Tratamento DRD = controle glicemia/PA + bloqueio SRAA + redução risco CV + inibidores SGLT2 para ↓ pressão intraglomerular.

Resumo-Chave

O tratamento da doença renal do diabetes é multifacetado, focando no controle rigoroso da glicemia e pressão arterial, bloqueio do sistema renina-angiotensina-aldosterona (SRAA) para reduzir a pressão intraglomerular, e atualmente, o uso de inibidores do SGLT-2, que também contribuem para a nefroproteção.

Contexto Educacional

A doença renal do diabetes (DRD), ou nefropatia diabética, é uma complicação microvascular grave do diabetes mellitus e a principal causa de doença renal terminal em todo o mundo. É um processo multifatorial que envolve lesão mecânica (hiperfiltração glomerular), disfunção celular e fibrose, resultando em albuminúria progressiva e declínio da taxa de filtração glomerular (TFG). A albuminúria não é apenas um marcador fisiopatológico, mas um forte preditor de risco cardiovascular e de progressão da doença renal. O tratamento da DRD é complexo e visa múltiplos alvos para retardar a progressão da doença e reduzir o risco de eventos cardiovasculares. Os pilares incluem o controle rigoroso da glicemia (HbA1c alvo individualizado), o controle da pressão arterial (PA < 130/80 mmHg, se tolerado) e o bloqueio do sistema renina-angiotensina-aldosterona (SRAA) com inibidores da enzima conversora de angiotensina (IECA) ou bloqueadores do receptor de angiotensina (BRA). O bloqueio do SRAA é crucial para reduzir a pressão intraglomerular e a albuminúria. Recentemente, os inibidores do cotransportador de sódio-glicose 2 (SGLT-2) e os agonistas do receptor de GLP-1 demonstraram benefícios renais e cardiovasculares significativos na DRD, independentemente do controle glicêmico. Os inibidores do SGLT-2, em particular, restauram o feedback túbulo-glomerular, reduzindo a hiperfiltração e a pressão intraglomerular. A metformina, embora exija ajuste de dose em DRC, pode ser usada com segurança em TFG > 30 mL/min/1,73 m².

Perguntas Frequentes

Qual o papel do bloqueio do SRAA no tratamento da DRD?

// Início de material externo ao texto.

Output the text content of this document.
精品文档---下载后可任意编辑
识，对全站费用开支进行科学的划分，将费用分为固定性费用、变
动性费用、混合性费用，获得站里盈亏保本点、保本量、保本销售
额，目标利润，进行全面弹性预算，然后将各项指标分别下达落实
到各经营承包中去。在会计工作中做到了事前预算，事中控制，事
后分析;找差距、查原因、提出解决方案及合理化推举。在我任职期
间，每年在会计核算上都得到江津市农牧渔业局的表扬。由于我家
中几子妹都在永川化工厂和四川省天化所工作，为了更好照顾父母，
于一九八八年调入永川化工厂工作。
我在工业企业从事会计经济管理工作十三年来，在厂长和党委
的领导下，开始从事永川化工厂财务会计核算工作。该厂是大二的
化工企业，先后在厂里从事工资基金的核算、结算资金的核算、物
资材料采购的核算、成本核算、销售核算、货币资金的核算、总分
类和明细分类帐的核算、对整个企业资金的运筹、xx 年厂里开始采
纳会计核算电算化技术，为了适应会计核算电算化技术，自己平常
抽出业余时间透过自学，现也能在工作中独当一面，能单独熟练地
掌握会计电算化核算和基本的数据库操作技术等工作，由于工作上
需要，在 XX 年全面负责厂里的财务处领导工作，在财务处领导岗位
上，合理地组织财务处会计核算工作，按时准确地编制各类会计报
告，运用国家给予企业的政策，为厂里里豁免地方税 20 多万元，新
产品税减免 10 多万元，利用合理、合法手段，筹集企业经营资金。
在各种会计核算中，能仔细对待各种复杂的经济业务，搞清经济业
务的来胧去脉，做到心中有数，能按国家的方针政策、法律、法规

O bloqueio do SRAA com IECA ou BRA é fundamental na DRD, pois reduz a pressão intraglomerular, diminui a albuminúria e retarda a progressão da doença renal, além de conferir proteção cardiovascular.

Como os inibidores do SGLT-2 atuam na proteção renal em diabéticos?

Os inibidores do SGLT-2 promovem a glicosúria, reduzem a hiperfiltração glomerular ao restaurar o feedback tubuloglomerular, diminuindo a pressão intraglomerular e a albuminúria, além de oferecerem benefícios cardiovasculares e renais independentes do controle glicêmico.

A albuminúria é apenas um marcador fisiopatológico na DRD?

Não, a albuminúria é um marcador prognóstico importante na DRD, correlacionando-se diretamente com o risco de progressão da doença renal e, crucialmente, com o risco cardiovascular, sendo um alvo terapêutico.